Step 2 — During work, route every temptation through the decision rule:
| Situation | Action |
|---|
| Required to complete the request (dependency, or your change breaks it) | Fix it — it's in scope by necessity; say so in the delivery note |
| Trivially entangled with the exact lines you're editing AND riskless (typo in the sentence you're rewriting) | Fix it, mention it in one line |
| Real problem, adjacent, not blocking | Flag it — do not fix |
| Opportunity/improvement, not a problem (style, refactor, "better" approach) | Flag it or drop it — never fix uninvited |
| The request itself is bigger than it looked (needs schema change, rewrite, etc.) | Stop and surface — scope change is the user's call |
Step 3 — Maintain a flag list, deliver it separately from the work:
**Out of scope — noted, not changed:**
- <issue> — <one-line consequence> (say the word and I'll take it)
Step 4 — Self-audit before delivering. Reread your diff/edit against the fence sentence from step 1. Anything outside it either has a necessity justification in the delivery note, or gets reverted.

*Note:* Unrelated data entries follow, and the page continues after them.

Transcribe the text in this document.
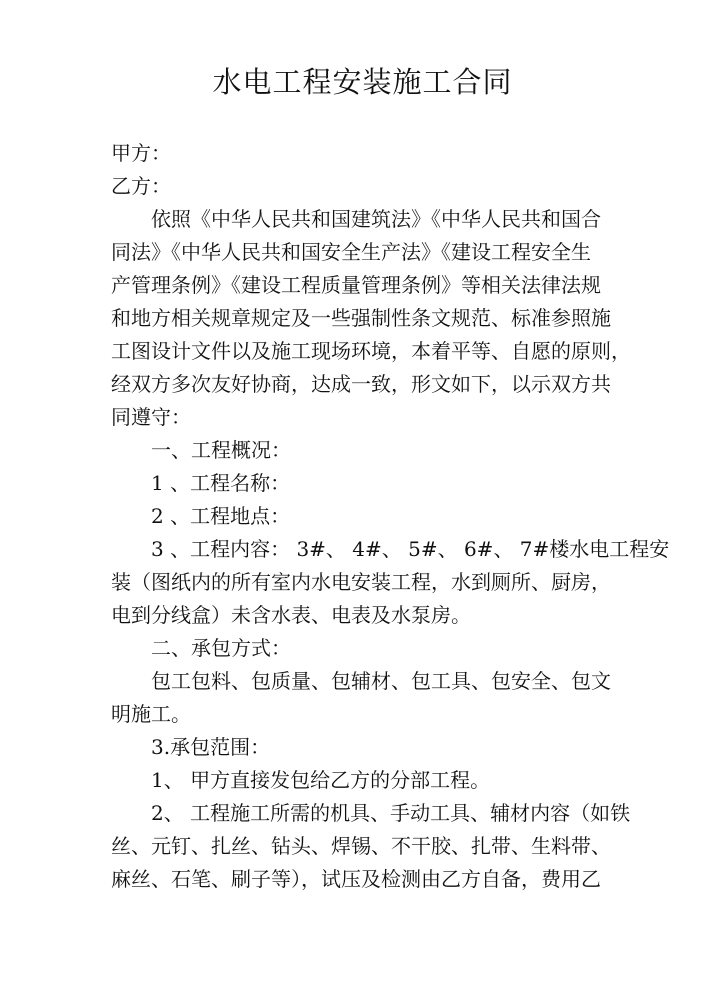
水电工程安装施工合同
甲方：
乙方：
依照《中华人民共和国建筑法》《中华人民共和国合
同法》《中华人民共和国安全生产法》《建设工程安全生
产管理条例》《建设工程质量管理条例》等相关法律法规
和地方相关规章规定及一些强制性条文规范、标准参照施
工图设计文件以及施工现场环境，本着平等、自愿的原则，
经双方多次友好协商，达成一致，形文如下，以示双方共
同遵守：
一、工程概况：
1 、工程名称：
2 、工程地点：
3 、工程内容： 3#、 4#、 5#、 6#、 7#楼水电工程安
装（图纸内的所有室内水电安装工程，水到厕所、厨房，
电到分线盒）未含水表、电表及水泵房。
二、承包方式：
包工包料、包质量、包辅材、包工具、包安全、包文
明施工。
3.承包范围：
1、 甲方直接发包给乙方的分部工程。
2、 工程施工所需的机具、手动工具、辅材内容（如铁
丝、元钉、扎丝、钻头、焊锡、不干胶、扎带、生料带、
麻丝、石笔、刷子等），试压及检测由乙方自备，费用乙
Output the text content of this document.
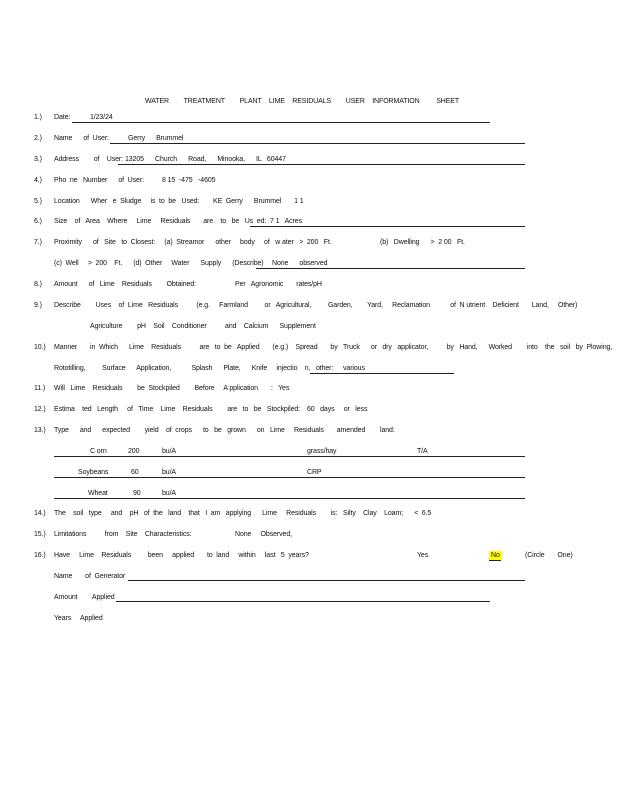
WATER        TREATMENT        PLANT    LIME    RESIDUALS        USER    INFORMATION         SHEET
1.) Date:	1/23/24
2.) Name      of  User:	Gerry      Brummel
3.) Address        of    User: 13205      Church      Road,      Minooka,      IL   60447
4.) Pho  ne   Number      of  User:	8 15  -475   -4605
5.) Location      Wher   e  Sludge     is  to  be   Used: KE  Gerry      Brummel       1 1
6.) Size    of   Area    Where     Lime     Residuals       are    to   be   Us  ed: 7 1   Acres
7.) Proximity      of   Site   to  Closest:     (a)  Streamor      other     body     of   w ater   >  200   Ft.	(b)   Dwelling      >  2 00   Ft.
(c)  Well     >  200    Ft.      (d)  Other     Water      Supply      (Describe) None      observed
8.) Amount      of   Lime    Residuals        Obtained:	Per   Agronomic       rates/pH
9.) Describe        Uses    of  Lime   Residuals          (e.g.     Farmland         or   Agricultural,         Garden,        Yard,     Reclamation           of  N utrient    Deficient       Land,     Other)
Agriculture        pH    Soil    Conditioner          and    Calcium      Supplement
10.) Manner       in  Which      Lime    Residuals          are   to  be   Applied       (e.g.)    Spread       by   Truck      or   dry   applicator,          by   Hand,      Worked        into    the   soil   by  Plowing,
Rototilling,         Surface      Application,           Splash      Plate,      Knife     injectio    n,   other: various
11.) Will   Lime    Residuals        be  Stockpiled        Before     A pplication       :   Yes
12.) Estima    ted   Length     of   Time    Lime    Residuals        are   to   be   Stockpiled: 60   days     or   less
13.) Type      and      expected        yield    of  crops      to   be   grown      on   Lime     Residuals       amended        land:
C orn	200	bu/A	grass/hay	T/A
Soybeans	60	bu/A	CRP
Wheat	90	bu/A
14.) The    soil   type     and    pH   of  the   land    that   I  am   applying      Lime     Residuals        is: Silty    Clay    Loam;      <  6.5
15.) Limitations          from    Site    Characteristics:	None     Observed,
16.) Have     Lime    Residuals         been     applied       to  land     within     last   5  years?	Yes	No	(Circle       One)
Name       of  Generator
Amount        Applied
Years     Applied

An unexplained out-of-scope change is a defect even if it's an improvement.
Quality bar
- The diff/edit maps 1:1 to the request; every exception is justified in one line.
- Real adjacent problems were flagged, not silently ignored — the fence blocks fixes, never information.
- Scope expansions were surfaced as questions before the work grew, not confessed after.
Common failure modes
- Generous vandalism: "I fixed your bug and also refactored the module" — the user now must review 400 lines to accept 4, and can't revert one without the other.
- Silent scope drift: each step slightly bigger than the last, no single moment of decision, delivery is triple the ask.
- Fence as excuse: delivering a fix that doesn't work end-to-end because the necessary connective change was "out of scope." Necessity is in scope by definition.
- Swallowed findings: noticing a genuine security hole and saying nothing because "not my task." The fence gates changes, not speech — flag it prominently.
- Style-policing the neighborhood: rewriting prose/code around your edit to match your taste. Match their style inside the fence; leave the rest alone.
Example
Request: "Fix the broken link in the pricing section."
- In scope: that link, verified working after the fix.
- Found while there: two other dead links elsewhere, an outdated price, an inconsistent heading style.
- Delivery: link fixed and click-verified. Then: "Out of scope — noted: 2 more dead links (§FAQ, §Footer) — same fix pattern if you want them; the Pro tier price reads $12 but the checkout page says $15 — someone should confirm which is right."
The price discrepancy is flagged prominently — potentially the most valuable finding of the task — but not "fixed," because which number is correct isn't knowable from here.
Works with sibling skills
intent-clarity defines where the fence sits; scope-fence enforces it.
change-control is the sibling constraint on how in-scope changes are made; its "no drive-by edits" rule and this skill are two views of one discipline.
proactive-rigor owns what to notice (gaps, weak evidence, risks); scope-fence owns the flag mechanism — everything noticed is delivered through this skill's flag block, never as silent fixes.
- Flags feed
plan-gate for follow-up tasks the user green-lights.
Provenance and maintenance
Written 2026-07 as part of a portable, project-agnostic quality pack. No repo-specific claims. Re-verify by diff-auditing recent tasks: count changes not traceable to the request. If users frequently respond "why did you change that?", tighten step 2; if they frequently say "you should have just fixed it", record their granted defaults as a standing preference (see memory-hygiene) rather than loosening the fence globally.